Se lo scritto e il parlato hanno tendenzialmente i tratti del cristallo e della fiamma – esistono pur sempre delle regole interne al sistema che ne regolano l’evoluzione e ne salvaguardano l’equilibrio –, non si può certo dire che l’italiano nel suo complesso sia più vicino all’uno e più lontano dall’altra: è vero che nasce come lingua letteraria e scritta – gli stessi scrittori erano soliti parlare dialetto –, ma è altrettanto vero che è cresciuto, e continua a svilupparsi, seguendo più dimensioni (come qualsiasi altro idioma, del resto); all’interno di queste dimensioni, poi, le strade che ne delineano l’architettura sono moltissime.
Che non si possa parlare di due o più lingue italiane è ovvio, ma la tentazione è forte: se si ascoltano con attenzione i discorsi dei parlanti più giovani, aperti più degli anziani al cambiamento, e li si mette a confronto con le rispettive produzioni scritte, la differenza emergerebbe immediatamente (qui si fa riferimento alle interazioni in un gruppo di pari, quindi a un parlato molto più colloquiale e poco controllato, e non a un esame universitario orale, in cui la situazione impone un certo modo di esprimersi e comportarsi). È assodato, insomma, che, a seconda del mezzo comunicativo – voce, radio, tv, blog e mass media in generale –, l’uso della lingua cambia notevolmente: nel parlato, per esempio, si tende a sostituire il congiuntivo con l’indicativo in diverse circostanze; situazione completamente diversa dallo scritto, visto che la norma grammaticale impone l’utilizzo corretto di tutti i modi verbali; ma questa variazione, che si definisce“diamesica”, non è l’unica a caratterizzare l’italiano.
In alcuni casi, infatti, il “cristallo” è così perfetto da rompersi e la lingua viene meno alla sua funzione principale di consentire un’agevole comunicazione. È il caso, per esempio, di “è severamente vietato il conferimento di rifiuti” in luogo di “è severamente vietato gettare i rifiuti”: col “burocratese” – che la frase citata rappresenta a pieno – tutti hanno a che fare e lo stesso Calvino, in un articolo del 1965, scriveva che questa è “antilingua” e non italiano: parole dure, che, però, rendono chiaramente l’idea e trovano continuità nella lotta serrata dei linguisti di oggi a “chi scrive per non farsi capire”; sono stati messi a punto persino dei corsi per insegnare ai tecnici della burocrazia a scrivere per tutti, senza inutili complicazioni.

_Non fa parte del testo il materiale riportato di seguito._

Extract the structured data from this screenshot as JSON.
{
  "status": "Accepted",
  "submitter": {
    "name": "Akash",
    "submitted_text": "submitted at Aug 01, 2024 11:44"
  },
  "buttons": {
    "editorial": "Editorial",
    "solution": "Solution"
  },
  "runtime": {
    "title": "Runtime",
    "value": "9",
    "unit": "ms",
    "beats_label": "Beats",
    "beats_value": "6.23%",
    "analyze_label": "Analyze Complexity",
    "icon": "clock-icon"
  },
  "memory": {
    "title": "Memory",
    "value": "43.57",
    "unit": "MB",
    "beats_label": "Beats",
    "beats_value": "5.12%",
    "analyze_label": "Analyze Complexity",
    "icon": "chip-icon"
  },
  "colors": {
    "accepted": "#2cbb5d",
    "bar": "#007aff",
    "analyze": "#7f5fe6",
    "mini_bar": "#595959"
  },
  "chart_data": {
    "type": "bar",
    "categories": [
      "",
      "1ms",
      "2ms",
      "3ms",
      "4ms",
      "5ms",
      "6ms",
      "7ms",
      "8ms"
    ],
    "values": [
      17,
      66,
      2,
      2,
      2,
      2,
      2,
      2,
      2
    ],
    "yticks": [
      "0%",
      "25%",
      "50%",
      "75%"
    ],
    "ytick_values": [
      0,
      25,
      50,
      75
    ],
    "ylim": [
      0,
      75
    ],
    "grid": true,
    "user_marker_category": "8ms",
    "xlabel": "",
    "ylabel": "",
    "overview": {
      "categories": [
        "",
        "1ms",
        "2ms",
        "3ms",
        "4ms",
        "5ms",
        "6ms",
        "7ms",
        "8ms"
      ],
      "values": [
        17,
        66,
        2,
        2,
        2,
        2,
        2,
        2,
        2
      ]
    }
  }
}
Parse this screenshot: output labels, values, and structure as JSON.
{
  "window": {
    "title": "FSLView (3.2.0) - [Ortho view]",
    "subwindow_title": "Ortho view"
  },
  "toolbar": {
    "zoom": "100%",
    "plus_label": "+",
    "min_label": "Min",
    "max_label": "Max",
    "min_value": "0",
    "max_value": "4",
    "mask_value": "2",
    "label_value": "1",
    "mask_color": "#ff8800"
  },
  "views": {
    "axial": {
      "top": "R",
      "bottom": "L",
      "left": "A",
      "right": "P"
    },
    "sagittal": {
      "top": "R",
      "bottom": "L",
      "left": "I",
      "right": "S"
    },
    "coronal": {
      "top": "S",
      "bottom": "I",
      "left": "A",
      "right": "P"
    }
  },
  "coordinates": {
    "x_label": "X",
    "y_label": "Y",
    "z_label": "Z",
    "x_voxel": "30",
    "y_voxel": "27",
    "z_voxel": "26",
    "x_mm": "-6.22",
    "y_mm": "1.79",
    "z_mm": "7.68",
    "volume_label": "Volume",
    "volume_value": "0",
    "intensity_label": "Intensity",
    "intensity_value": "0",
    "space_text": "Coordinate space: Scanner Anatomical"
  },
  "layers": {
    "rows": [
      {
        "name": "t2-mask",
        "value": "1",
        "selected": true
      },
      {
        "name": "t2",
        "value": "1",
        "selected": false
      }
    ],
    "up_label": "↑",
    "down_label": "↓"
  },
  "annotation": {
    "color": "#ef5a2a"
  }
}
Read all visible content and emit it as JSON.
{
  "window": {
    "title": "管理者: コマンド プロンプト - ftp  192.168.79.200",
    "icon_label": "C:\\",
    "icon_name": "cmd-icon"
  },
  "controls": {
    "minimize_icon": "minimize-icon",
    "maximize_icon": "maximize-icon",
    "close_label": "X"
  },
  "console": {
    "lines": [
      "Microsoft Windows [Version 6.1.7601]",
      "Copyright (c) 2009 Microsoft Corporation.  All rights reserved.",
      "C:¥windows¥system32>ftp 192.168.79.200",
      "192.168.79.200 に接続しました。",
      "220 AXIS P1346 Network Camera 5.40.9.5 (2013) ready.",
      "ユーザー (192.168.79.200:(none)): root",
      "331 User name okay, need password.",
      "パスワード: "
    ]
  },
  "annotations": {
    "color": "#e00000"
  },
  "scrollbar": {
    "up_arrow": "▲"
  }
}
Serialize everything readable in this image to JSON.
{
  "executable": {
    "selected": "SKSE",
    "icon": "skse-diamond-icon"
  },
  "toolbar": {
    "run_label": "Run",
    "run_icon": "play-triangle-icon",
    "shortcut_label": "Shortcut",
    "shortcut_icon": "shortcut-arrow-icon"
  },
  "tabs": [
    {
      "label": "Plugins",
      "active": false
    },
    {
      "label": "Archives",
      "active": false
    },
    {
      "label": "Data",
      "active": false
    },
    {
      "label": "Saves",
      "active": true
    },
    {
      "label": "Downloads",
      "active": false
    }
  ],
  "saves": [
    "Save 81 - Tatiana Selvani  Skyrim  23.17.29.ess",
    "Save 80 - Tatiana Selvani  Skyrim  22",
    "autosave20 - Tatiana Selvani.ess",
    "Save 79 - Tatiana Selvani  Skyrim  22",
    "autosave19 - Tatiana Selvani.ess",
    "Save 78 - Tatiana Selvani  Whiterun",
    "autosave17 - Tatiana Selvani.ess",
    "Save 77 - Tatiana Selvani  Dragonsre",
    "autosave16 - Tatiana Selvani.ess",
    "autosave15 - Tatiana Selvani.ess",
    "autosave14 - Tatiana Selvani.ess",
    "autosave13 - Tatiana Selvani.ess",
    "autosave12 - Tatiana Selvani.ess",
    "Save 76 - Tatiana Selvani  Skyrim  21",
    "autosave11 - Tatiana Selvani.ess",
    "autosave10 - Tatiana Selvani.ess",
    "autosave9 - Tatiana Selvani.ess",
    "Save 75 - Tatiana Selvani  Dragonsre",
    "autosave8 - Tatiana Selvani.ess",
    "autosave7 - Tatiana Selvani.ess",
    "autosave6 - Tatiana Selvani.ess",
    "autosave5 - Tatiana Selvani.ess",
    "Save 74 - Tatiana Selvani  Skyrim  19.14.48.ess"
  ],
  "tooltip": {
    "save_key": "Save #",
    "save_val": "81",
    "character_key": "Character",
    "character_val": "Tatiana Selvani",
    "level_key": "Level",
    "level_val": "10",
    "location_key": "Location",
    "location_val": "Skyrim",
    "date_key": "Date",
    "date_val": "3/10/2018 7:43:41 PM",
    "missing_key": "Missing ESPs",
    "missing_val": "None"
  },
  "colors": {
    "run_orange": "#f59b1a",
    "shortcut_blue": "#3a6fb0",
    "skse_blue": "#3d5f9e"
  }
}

L’italiano cui abbiamo fatto riferimento è quello che il sociolinguista Gaetano Berruto definisce “burocratico” e appartiene a un asse di variazione molto più complesso rispetto a quello diamesico, in quanto comprende tutti i tipi di registro possibile e non fa riferimento soltanto a due dimensioni (quella dello scritto e del parlato): in un gruppo di pari, e in un contesto non sorvegliato, un parlante colto non si esprimerà come invece farebbe in una conferenza; nella stesura di un saggio di tipo scientifico saprà utilizzare la terminologia e lo stile corretti; è stato studiato, inoltre, che le donne utilizzano molto meno rispetto agli uomini il lessico relativo alla sfera sessuale: il loro comportamento linguistico, insomma, è sicuramente caratterizzato da maggiore pudore. È evidente, quindi, che un’infinità di situazioni diverse pretende un registro appropriato: siamo nell’ambito della cosiddetta “variazione diafasica”, all’interno della quale sempre Berruto individua ben cinque “stili” – volendo adottare la terminologia degli studiosi americani –: l’“italiano informale trascurato”, l’“italiano gergale”, l’“italiano formale aulico”, l’“italiano tecnico-scientifico” e il già citato “burocratico”.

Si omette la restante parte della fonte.